Spinal pain transmission is also modulated by descending inputs [19,20]. Neurons in the periaqueductal gray matter of the midbrain make connections with the cells in the rostroventral medulla, particularly in the nucleus raphe magnus. These in turn project to the spinal cord and make inhibitory connections with neurons in laminae I, II, and IV. Thus, electrical stimulation of periaqueductal gray or raphe nuclei inhibits dorsal horn neurons, including those giving rise to the spinothalamic tract, providing profound analgesia. There are several important neurotransmitter systems involved. The periaqueductal gray area has a very high density of opioid receptors. The raphe nucleus contains many serotonergic neurons. Another descending pathway, from the midbrain locus ceruleus, is noradrenergic. The serotonergic and noradrenergic fibers stimulate dorsal horn interneurons that release the endogenous opiate neurotransmitter enkephalin to pre- and postsynaptically inhibit spinothalamic tract projection neurons.
Motor Output and Sensorimotor Integration in the Spinal Cord
The final common motor pathway to the skeletal muscles is via the motoneurons, whose axons make up a substantial proportion of the myelinated fiber population of peripheral nerve. The major motor output of the spinal cord comes from the α-motoneurons, which directly stimulate skeletal muscle force production by synaptic activation at the motor end plate. The other cord output, from γ-motoneurons, exerts an indirect influence on muscle tension by controlling muscle spindle sensitivity and dynamic range, which consequently affects reflex activation of α-motoneurons.
The basic element of motor control is called the motor unit, which comprises an α-motoneuron together with all of the muscle fibers that it innervates [21]. The collection of α-motoneurons that innervates a single skeletal muscle is termed the motor unit pool of that muscle.

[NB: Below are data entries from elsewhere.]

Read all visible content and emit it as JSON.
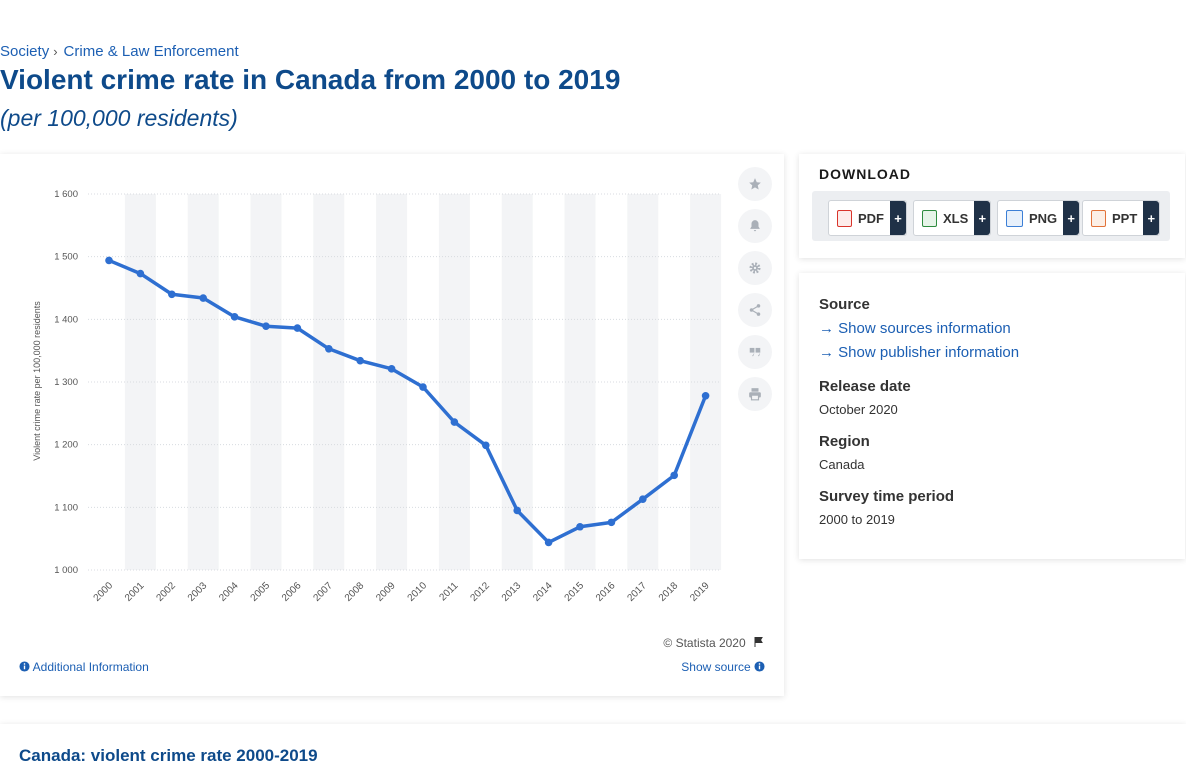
{
  "breadcrumb": {
    "items": [
      "Society",
      "Crime & Law Enforcement"
    ],
    "separator": "›"
  },
  "page": {
    "title": "Violent crime rate in Canada from 2000 to 2019",
    "subtitle": "(per 100,000 residents)"
  },
  "chart_data": {
    "type": "line",
    "categories": [
      "2000",
      "2001",
      "2002",
      "2003",
      "2004",
      "2005",
      "2006",
      "2007",
      "2008",
      "2009",
      "2010",
      "2011",
      "2012",
      "2013",
      "2014",
      "2015",
      "2016",
      "2017",
      "2018",
      "2019"
    ],
    "values": [
      1494,
      1473,
      1440,
      1434,
      1404,
      1389,
      1386,
      1353,
      1334,
      1321,
      1292,
      1236,
      1199,
      1095,
      1044,
      1069,
      1076,
      1113,
      1151,
      1278
    ],
    "ylabel": "Violent crime rate per 100,000 residents",
    "ylim": [
      1000,
      1600
    ],
    "yticks": [
      1000,
      1100,
      1200,
      1300,
      1400,
      1500,
      1600
    ],
    "ytick_labels": [
      "1 000",
      "1 100",
      "1 200",
      "1 300",
      "1 400",
      "1 500",
      "1 600"
    ],
    "grid": true,
    "line_color": "#2e6fd1",
    "band_color": "#f3f4f6"
  },
  "chart_card": {
    "copyright": "© Statista 2020",
    "additional_info": "Additional Information",
    "show_source": "Show source",
    "tools": [
      "star-icon",
      "bell-icon",
      "gear-icon",
      "share-icon",
      "quote-icon",
      "print-icon"
    ]
  },
  "download": {
    "title": "DOWNLOAD",
    "buttons": [
      {
        "label": "PDF",
        "color": "#d9342b"
      },
      {
        "label": "XLS",
        "color": "#2e8b3e"
      },
      {
        "label": "PNG",
        "color": "#3c7fd6"
      },
      {
        "label": "PPT",
        "color": "#e2733a"
      }
    ],
    "plus": "+"
  },
  "info": {
    "source_heading": "Source",
    "sources_link": "Show sources information",
    "publisher_link": "Show publisher information",
    "release_heading": "Release date",
    "release_value": "October 2020",
    "region_heading": "Region",
    "region_value": "Canada",
    "period_heading": "Survey time period",
    "period_value": "2000 to 2019"
  },
  "bottom": {
    "title": "Canada: violent crime rate 2000-2019"
  }
}
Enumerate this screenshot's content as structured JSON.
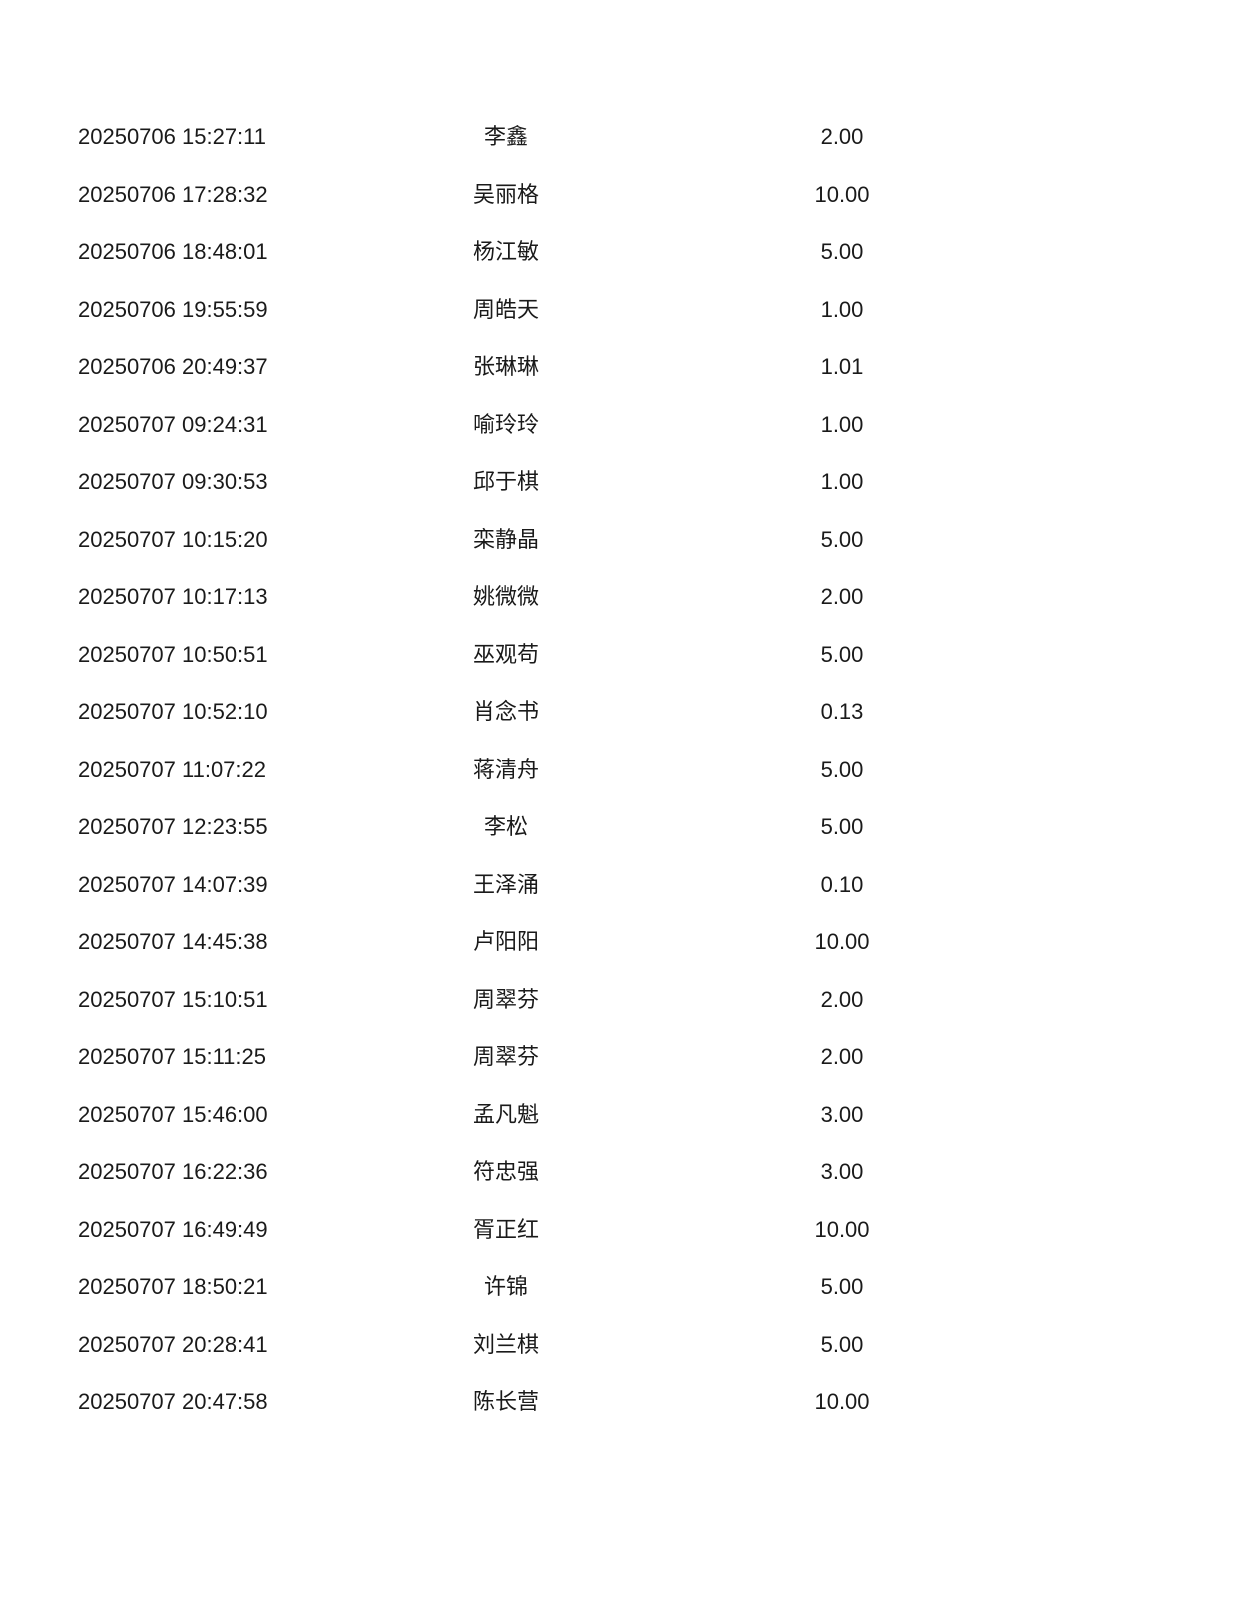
{
  "text_color": "#1a1a1a",
  "background_color": "#ffffff",
  "rows": [
    {
      "time": "20250706 15:27:11",
      "name": "李鑫",
      "amount": "2.00"
    },
    {
      "time": "20250706 17:28:32",
      "name": "吴丽格",
      "amount": "10.00"
    },
    {
      "time": "20250706 18:48:01",
      "name": "杨江敏",
      "amount": "5.00"
    },
    {
      "time": "20250706 19:55:59",
      "name": "周皓天",
      "amount": "1.00"
    },
    {
      "time": "20250706 20:49:37",
      "name": "张琳琳",
      "amount": "1.01"
    },
    {
      "time": "20250707 09:24:31",
      "name": "喻玲玲",
      "amount": "1.00"
    },
    {
      "time": "20250707 09:30:53",
      "name": "邱于棋",
      "amount": "1.00"
    },
    {
      "time": "20250707 10:15:20",
      "name": "栾静晶",
      "amount": "5.00"
    },
    {
      "time": "20250707 10:17:13",
      "name": "姚微微",
      "amount": "2.00"
    },
    {
      "time": "20250707 10:50:51",
      "name": "巫观苟",
      "amount": "5.00"
    },
    {
      "time": "20250707 10:52:10",
      "name": "肖念书",
      "amount": "0.13"
    },
    {
      "time": "20250707 11:07:22",
      "name": "蒋清舟",
      "amount": "5.00"
    },
    {
      "time": "20250707 12:23:55",
      "name": "李松",
      "amount": "5.00"
    },
    {
      "time": "20250707 14:07:39",
      "name": "王泽涌",
      "amount": "0.10"
    },
    {
      "time": "20250707 14:45:38",
      "name": "卢阳阳",
      "amount": "10.00"
    },
    {
      "time": "20250707 15:10:51",
      "name": "周翠芬",
      "amount": "2.00"
    },
    {
      "time": "20250707 15:11:25",
      "name": "周翠芬",
      "amount": "2.00"
    },
    {
      "time": "20250707 15:46:00",
      "name": "孟凡魁",
      "amount": "3.00"
    },
    {
      "time": "20250707 16:22:36",
      "name": "符忠强",
      "amount": "3.00"
    },
    {
      "time": "20250707 16:49:49",
      "name": "胥正红",
      "amount": "10.00"
    },
    {
      "time": "20250707 18:50:21",
      "name": "许锦",
      "amount": "5.00"
    },
    {
      "time": "20250707 20:28:41",
      "name": "刘兰棋",
      "amount": "5.00"
    },
    {
      "time": "20250707 20:47:58",
      "name": "陈长营",
      "amount": "10.00"
    }
  ]
}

The size of the motor units varies greatly. For muscles involved in high-precision movements such as those of the digits or face, the number of muscle fibers may be only 10. For large muscles of the trunk and limbs there may be 3000-4000 fibers per motor unit. These fibers may be distributed over the entire area of the muscle, so the territory of a single motor unit may be considerable. All muscle fibers in an individual motor unit are biochemically, histochemically, and physiologically identical, indicating the determination of muscle fiber properties by their innervation. In terms of muscle and contractile properties, there are three motor unit types. Those based on type I muscle fibers are characterized by relatively slow contraction speeds, reliance on aerobic energy metabolism, and a profuse capillary supply-features that confer extreme fatigue resistance. These units are active for much of the time, being involved in postural control, and are preferentially recruited by muscle spindle afferent input to the spinal cord. In contrast, type IIB motor units have fast contraction times, rely on anaerobic metabolism, have relatively poor vascular supply, and fatigue rapidly. They are preferentially recruited for large, fast movements such as limb withdrawal from a painful stimulus. Type IIA units are somewhere in between: the muscle fibers are fast contracting, well supplied with capillaries, have both aerobic and anaerobic energy production, and are moderately fatigue-resistant.